If you don’t already manage employees who work remotely, it’s likely that you soon will.  Almost 50 per cent of Australian employees work off site for at least half of the week while more than two thirds spend one day a week out of the office. Remote working is a reality and as a manager, you’ll need to keep  your workers happy and engaged.  How can you achieve that from a distance, and maintain productivity at the same time?

If you need further convincing that remote working is here to stay, the 2017 OWLLabs State of Remote Work report stated that companies that support remote work have 25% lower staff turnover. It shows that remote working could actually be better for your business’s bottom line because recruiting and training new team members obviously limits output, but it’s also costly. By having a remote work program, and experiencing lower turnover as a result, you’re already boosting productivity.   

The importance of induction

When you’re bringing on board new remote employees or your existing staff are transitioning from onsite work to offsite operations - will you be ready for these changes? Do you have an induction plan in place? Remote work calls for the use of communication platforms to facilitate team meetings or one-to-ones.  Work delivery channels have to be mastered, and all data and systems must be at their fingertips. Will your employees have all the information and access they require to hit the ground running and maintain productivity levels? With remote work now commonplace, it’s a good time to review your on-boarding process to bring it into line with the changing environment. 

Be proactively interactive

“To enable your remote staff to be independent and productive, you need to start by effectively communicating your mission, vision and values in a way that resonates outside of just headquarters. In addition, having regular goals for communication makes it easier (e.g. quarterly check-ins). As a result, they feel like a part of the company culture but succeed autonomously.” Preethy Vaidyanathan, Tapad

In an article on managing remote employees, Lighthouse, a leadership and management blog, emphasised the importance of communication. Salient points include:

  • Build a genuine rapport with your employees by talking about things other than work from time to time, especially topics that interest them.
  • Use video when interacting with employees.  You can gauge their reaction when announcing changes and judge their mood while discussing contentious issues.
  • Schedule regular one-to-ones; show your colleague this is as important to you as it is to them by always being ready to start on time, and only cancel if you really have to.  
  • Organise a face-to-face get together at least once a year.

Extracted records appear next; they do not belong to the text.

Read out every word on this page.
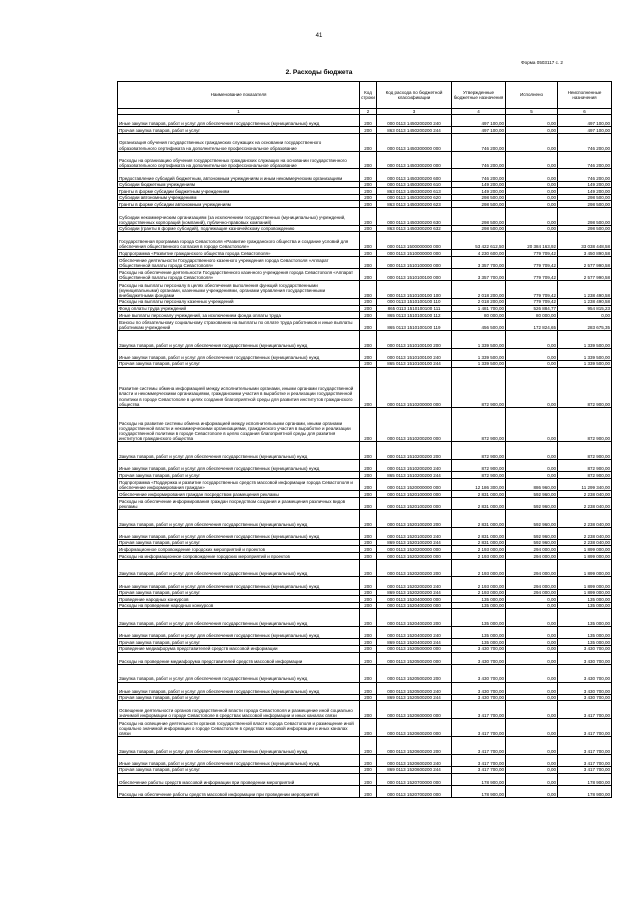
41
Форма 0503117 с. 2
2. Расходы бюджета
Наименование показателя	Код строки	Код расхода по бюджетной классификации	Утвержденные бюджетные назначения	Исполнено	Неисполненные назначения
1	2	3	4	5	6
Иные закупки товаров, работ и услуг для обеспечения государственных (муниципальных) нужд	200	000 0113 1450200200 240	497 100,00	0,00	497 100,00
Прочая закупка товаров, работ и услуг	200	863 0113 1450200200 244	497 100,00	0,00	497 100,00
Организация обучения государственных гражданских служащих на основании государственного образовательного сертификата на дополнительное профессиональное образование	200	000 0113 1450300000 000	746 200,00	0,00	746 200,00
Расходы на организацию обучения государственных гражданских служащих на основании государственного образовательного сертификата на дополнительное профессиональное образование	200	000 0113 1450300200 000	746 200,00	0,00	746 200,00
Предоставление субсидий бюджетным, автономным учреждениям и иным некоммерческим организациям	200	000 0113 1450300200 600	746 200,00	0,00	746 200,00
Субсидии бюджетным учреждениям	200	000 0113 1450300200 610	149 200,00	0,00	149 200,00
Гранты в форме субсидии бюджетным учреждениям	200	863 0113 1450300200 613	149 200,00	0,00	149 200,00
Субсидии автономным учреждениям	200	000 0113 1450300200 620	298 500,00	0,00	298 500,00
Гранты в форме субсидии автономным учреждениям	200	863 0113 1450300200 623	298 500,00	0,00	298 500,00
Субсидии некоммерческим организациям (за исключением государственных (муниципальных) учреждений, государственных корпораций (компаний), публично-правовых компаний)	200	000 0113 1450300200 630	298 500,00	0,00	298 500,00
Субсидии (гранты в форме субсидий), подлежащие казначейскому сопровождению	200	863 0113 1450300200 632	298 500,00	0,00	298 500,00
Государственная программа города Севастополя «Развитие гражданского общества и создание условий для обеспечения общественного согласия в городе Севастополе»	200	000 0113 1500000000 000	53 422 612,50	20 384 163,92	33 038 448,58
Подпрограмма «Развитие гражданского общества города Севастополя»	200	000 0113 1510000000 000	4 230 600,00	779 709,42	3 450 890,58
Обеспечение деятельности Государственного казенного учреждения города Севастополя «Аппарат Общественной палаты города Севастополя»	200	000 0113 1510100000 000	3 357 700,00	779 709,42	2 577 990,58
Расходы на обеспечение деятельности Государственного казенного учреждения города Севастополя «Аппарат Общественной палаты города Севастополя»	200	000 0113 1510100100 000	3 357 700,00	779 709,42	2 577 990,58
Расходы на выплаты персоналу в целях обеспечения выполнения функций государственными (муниципальными) органами, казенными учреждениями, органами управления государственными внебюджетными фондами	200	000 0113 1510100100 100	2 018 200,00	779 709,42	1 238 490,58
Расходы на выплаты персоналу казенных учреждений	200	000 0113 1510100100 110	2 018 200,00	779 709,42	1 238 490,58
Фонд оплаты труда учреждений	200	865 0113 1510100100 111	1 481 700,00	526 884,77	954 815,23
Иные выплаты персоналу учреждений, за исключением фонда оплаты труда	200	865 0113 1510100100 112	80 000,00	80 000,00	0,00
Взносы по обязательному социальному страхованию на выплаты по оплате труда работников и иные выплаты работникам учреждений	200	865 0113 1510100100 119	456 500,00	172 824,65	283 675,35
Закупка товаров, работ и услуг для обеспечения государственных (муниципальных) нужд	200	000 0113 1510100100 200	1 339 500,00	0,00	1 339 500,00
Иные закупки товаров, работ и услуг для обеспечения государственных (муниципальных) нужд	200	000 0113 1510100100 240	1 339 500,00	0,00	1 339 500,00
Прочая закупка товаров, работ и услуг	200	865 0113 1510100100 244	1 339 500,00	0,00	1 339 500,00
Развитие системы обмена информацией между исполнительными органами, иными органами государственной власти и некоммерческими организациями, гражданскими участия в выработке и реализации государственной политики в городе Севастополе в целях создания благоприятной среды для развития институтов гражданского общества	200	000 0113 1510200000 000	872 900,00	0,00	872 900,00
Расходы на развитие системы обмена информацией между исполнительными органами, иными органами государственной власти и некоммерческими организациями, гражданского участия в выработке и реализации государственной политики в городе Севастополе в целях создания благоприятной среды для развития институтов гражданского общества	200	000 0113 1510200200 000	872 900,00	0,00	872 900,00
Закупка товаров, работ и услуг для обеспечения государственных (муниципальных) нужд	200	000 0113 1510200200 200	872 900,00	0,00	872 900,00
Иные закупки товаров, работ и услуг для обеспечения государственных (муниципальных) нужд	200	000 0113 1510200200 240	872 900,00	0,00	872 900,00
Прочая закупка товаров, работ и услуг	200	865 0113 1510200200 244	872 900,00	0,00	872 900,00
Подпрограмма «Поддержка и развитие государственных средств массовой информации города Севастополя и обеспечение информирования граждан»	200	000 0113 1520000000 000	12 186 300,00	886 960,00	11 299 340,00
Обеспечение информирования граждан посредством размещения рекламы	200	000 0113 1520100000 000	2 831 000,00	592 960,00	2 238 040,00
Расходы на обеспечение информирования граждан посредством создания и размещения различных видов рекламы	200	000 0113 1520100200 000	2 831 000,00	592 960,00	2 238 040,00
Закупка товаров, работ и услуг для обеспечения государственных (муниципальных) нужд	200	000 0113 1520100200 200	2 831 000,00	592 960,00	2 238 040,00
Иные закупки товаров, работ и услуг для обеспечения государственных (муниципальных) нужд	200	000 0113 1520100200 240	2 831 000,00	592 960,00	2 238 040,00
Прочая закупка товаров, работ и услуг	200	869 0113 1520100200 244	2 831 000,00	592 960,00	2 238 040,00
Информационное сопровождение городских мероприятий и проектов	200	000 0113 1520200000 000	2 193 000,00	294 000,00	1 899 000,00
Расходы на информационное сопровождение городских мероприятий и проектов	200	000 0113 1520200200 000	2 193 000,00	294 000,00	1 899 000,00
Закупка товаров, работ и услуг для обеспечения государственных (муниципальных) нужд	200	000 0113 1520200200 200	2 193 000,00	294 000,00	1 899 000,00
Иные закупки товаров, работ и услуг для обеспечения государственных (муниципальных) нужд	200	000 0113 1520200200 240	2 193 000,00	294 000,00	1 899 000,00
Прочая закупка товаров, работ и услуг	200	869 0113 1520200200 244	2 193 000,00	294 000,00	1 899 000,00
Проведение народных конкурсов	200	000 0113 1520400000 000	135 000,00	0,00	135 000,00
Расходы на проведение народных конкурсов	200	000 0113 1520400200 000	135 000,00	0,00	135 000,00
Закупка товаров, работ и услуг для обеспечения государственных (муниципальных) нужд	200	000 0113 1520400200 200	135 000,00	0,00	135 000,00
Иные закупки товаров, работ и услуг для обеспечения государственных (муниципальных) нужд	200	000 0113 1520400200 240	135 000,00	0,00	135 000,00
Прочая закупка товаров, работ и услуг	200	869 0113 1520400200 244	135 000,00	0,00	135 000,00
Проведение медиафорума представителей средств массовой информации	200	000 0113 1520500000 000	3 430 700,00	0,00	3 430 700,00
Расходы на проведение медиафорума представителей средств массовой информации	200	000 0113 1520500200 000	3 430 700,00	0,00	3 430 700,00
Закупка товаров, работ и услуг для обеспечения государственных (муниципальных) нужд	200	000 0113 1520500200 200	3 430 700,00	0,00	3 430 700,00
Иные закупки товаров, работ и услуг для обеспечения государственных (муниципальных) нужд	200	000 0113 1520500200 240	3 430 700,00	0,00	3 430 700,00
Прочая закупка товаров, работ и услуг	200	869 0113 1520500200 244	3 430 700,00	0,00	3 430 700,00
Освещение деятельности органов государственной власти города Севастополя и размещение иной социально значимой информации о городе Севастополе в средствах массовой информации и иных каналах связи	200	000 0113 1520600000 000	3 417 700,00	0,00	3 417 700,00
Расходы на освещение деятельности органов государственной власти города Севастополя и размещение иной социально значимой информации о городе Севастополе в средствах массовой информации и иных каналах связи	200	000 0113 1520600200 000	3 417 700,00	0,00	3 417 700,00
Закупка товаров, работ и услуг для обеспечения государственных (муниципальных) нужд	200	000 0113 1520600200 200	3 417 700,00	0,00	3 417 700,00
Иные закупки товаров, работ и услуг для обеспечения государственных (муниципальных) нужд	200	000 0113 1520600200 240	3 417 700,00	0,00	3 417 700,00
Прочая закупка товаров, работ и услуг	200	869 0113 1520600200 244	3 417 700,00	0,00	3 417 700,00
Обеспечение работы средств массовой информации при проведении мероприятий	200	000 0113 1520700000 000	178 900,00	0,00	178 900,00
Расходы на обеспечение работы средств массовой информации при проведении мероприятий	200	000 0113 1520700200 000	178 900,00	0,00	178 900,00
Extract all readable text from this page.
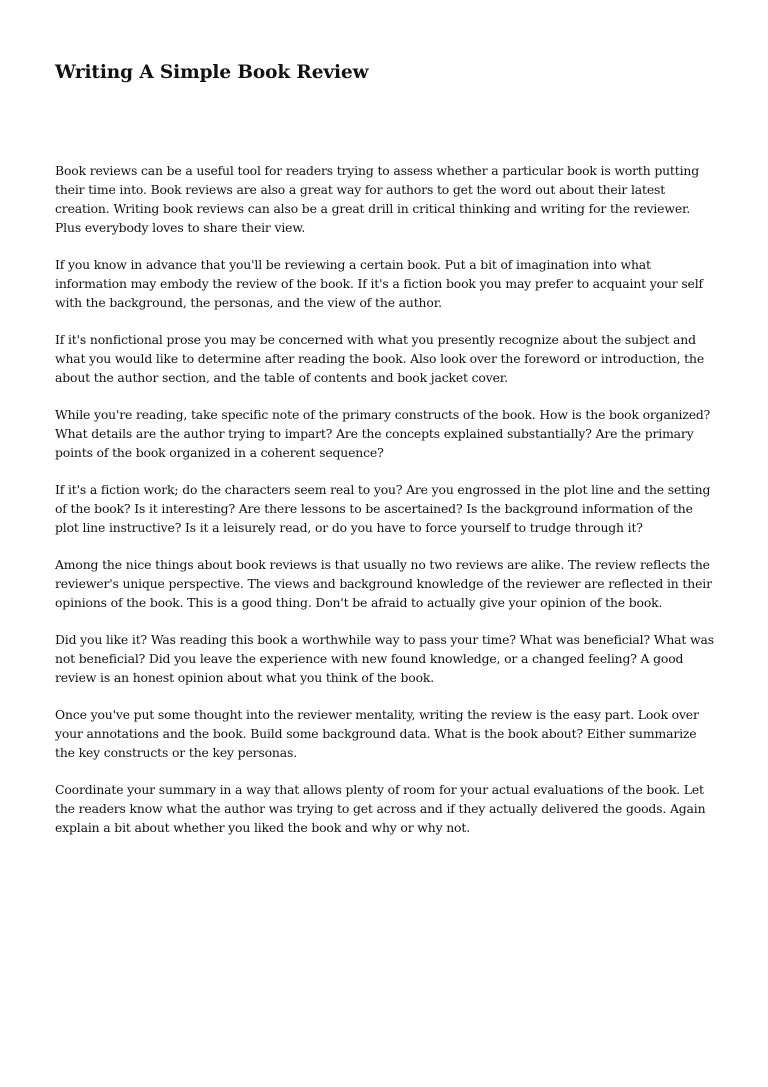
Writing A Simple Book Review

Book reviews can be a useful tool for readers trying to assess whether a particular book is worth putting their time into. Book reviews are also a great way for authors to get the word out about their latest creation. Writing book reviews can also be a great drill in critical thinking and writing for the reviewer. Plus everybody loves to share their view.

If you know in advance that you'll be reviewing a certain book. Put a bit of imagination into what information may embody the review of the book. If it's a fiction book you may prefer to acquaint your self with the background, the personas, and the view of the author.

If it's nonfictional prose you may be concerned with what you presently recognize about the subject and what you would like to determine after reading the book. Also look over the foreword or introduction, the about the author section, and the table of contents and book jacket cover.

While you're reading, take specific note of the primary constructs of the book. How is the book organized? What details are the author trying to impart? Are the concepts explained substantially? Are the primary points of the book organized in a coherent sequence?

If it's a fiction work; do the characters seem real to you? Are you engrossed in the plot line and the setting of the book? Is it interesting? Are there lessons to be ascertained? Is the background information of the plot line instructive? Is it a leisurely read, or do you have to force yourself to trudge through it?

Among the nice things about book reviews is that usually no two reviews are alike. The review reflects the reviewer's unique perspective. The views and background knowledge of the reviewer are reflected in their opinions of the book. This is a good thing. Don't be afraid to actually give your opinion of the book.

Did you like it? Was reading this book a worthwhile way to pass your time? What was beneficial? What was not beneficial? Did you leave the experience with new found knowledge, or a changed feeling? A good review is an honest opinion about what you think of the book.

Once you've put some thought into the reviewer mentality, writing the review is the easy part. Look over your annotations and the book. Build some background data. What is the book about? Either summarize the key constructs or the key personas.

Coordinate your summary in a way that allows plenty of room for your actual evaluations of the book. Let the readers know what the author was trying to get across and if they actually delivered the goods. Again explain a bit about whether you liked the book and why or why not.
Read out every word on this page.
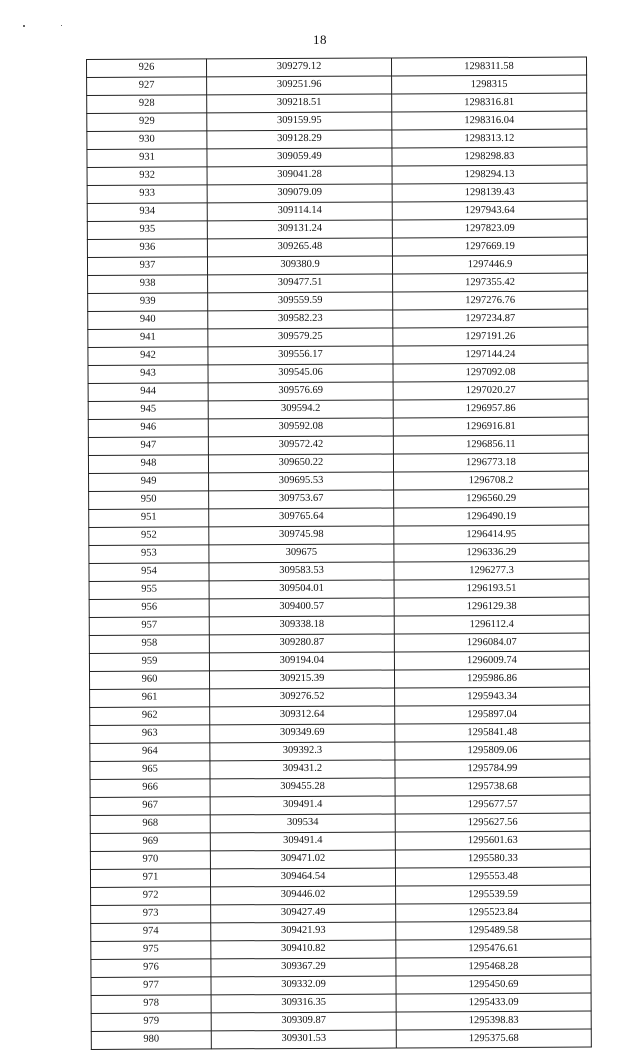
18
926	309279.12	1298311.58
927	309251.96	1298315
928	309218.51	1298316.81
929	309159.95	1298316.04
930	309128.29	1298313.12
931	309059.49	1298298.83
932	309041.28	1298294.13
933	309079.09	1298139.43
934	309114.14	1297943.64
935	309131.24	1297823.09
936	309265.48	1297669.19
937	309380.9	1297446.9
938	309477.51	1297355.42
939	309559.59	1297276.76
940	309582.23	1297234.87
941	309579.25	1297191.26
942	309556.17	1297144.24
943	309545.06	1297092.08
944	309576.69	1297020.27
945	309594.2	1296957.86
946	309592.08	1296916.81
947	309572.42	1296856.11
948	309650.22	1296773.18
949	309695.53	1296708.2
950	309753.67	1296560.29
951	309765.64	1296490.19
952	309745.98	1296414.95
953	309675	1296336.29
954	309583.53	1296277.3
955	309504.01	1296193.51
956	309400.57	1296129.38
957	309338.18	1296112.4
958	309280.87	1296084.07
959	309194.04	1296009.74
960	309215.39	1295986.86
961	309276.52	1295943.34
962	309312.64	1295897.04
963	309349.69	1295841.48
964	309392.3	1295809.06
965	309431.2	1295784.99
966	309455.28	1295738.68
967	309491.4	1295677.57
968	309534	1295627.56
969	309491.4	1295601.63
970	309471.02	1295580.33
971	309464.54	1295553.48
972	309446.02	1295539.59
973	309427.49	1295523.84
974	309421.93	1295489.58
975	309410.82	1295476.61
976	309367.29	1295468.28
977	309332.09	1295450.69
978	309316.35	1295433.09
979	309309.87	1295398.83
980	309301.53	1295375.68
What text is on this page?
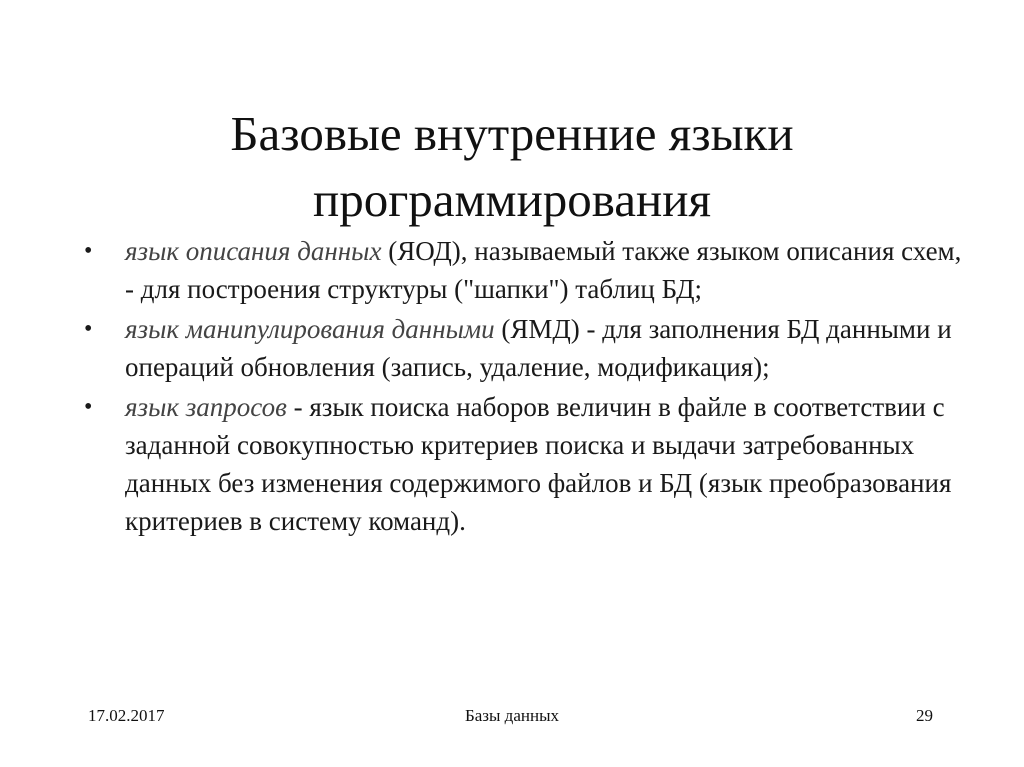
Базовые внутренние языки
программирования
•	язык описания данных (ЯОД), называемый также языком описания схем, - для построения структуры ("шапки") таблиц БД;
•	язык манипулирования данными (ЯМД) - для заполнения БД данными и операций обновления (запись, удаление, модификация);
•	язык запросов - язык поиска наборов величин в файле в соответствии с заданной совокупностью критериев поиска и выдачи затребованных данных без изменения содержимого файлов и БД (язык преобразования критериев в систему команд).
17.02.2017	Базы данных	29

A good measure of productivity

To measure the efficiency and output of your remote team, there is a huge range of employee monitoring software at your disposal. Apps like Basecamp, Timely, and Time Doctor allow you to monitor and collect online activity data and carry out productivity analysis of individuals and teams. 

While you’re perfectly entitled to use such technology, don’t be too intrusive, or too clever, when measuring productivity, managing projects, or communicating with your team. For example, using a combination of applications like Slack, Trello, Skype and FaceTime can feel like a full-time job on its own. 

As Sean-Patrick Hillman of hillSTORY Marketing puts it: 

“The issue with having so many ways to disseminate information internally is that you spend far too much time chasing messages, versus getting work done.”

Resist the temptation to use every innovation and give your remote employees some breathing space and autonomy. 

The fundamentals of good management apply everywhere 

Notice any similarities between how you manage remote workers and an onsite team? There are reassuring parallels in areas such as communication and training that prove you don’t have to make a quantum leap to manage your remote employees. The fundamentals of good management apply regardless of where your team is working, so any smart leader should be able to easily make the adjustment from managing onsite workers to guiding, encouraging and inspiring remote employees.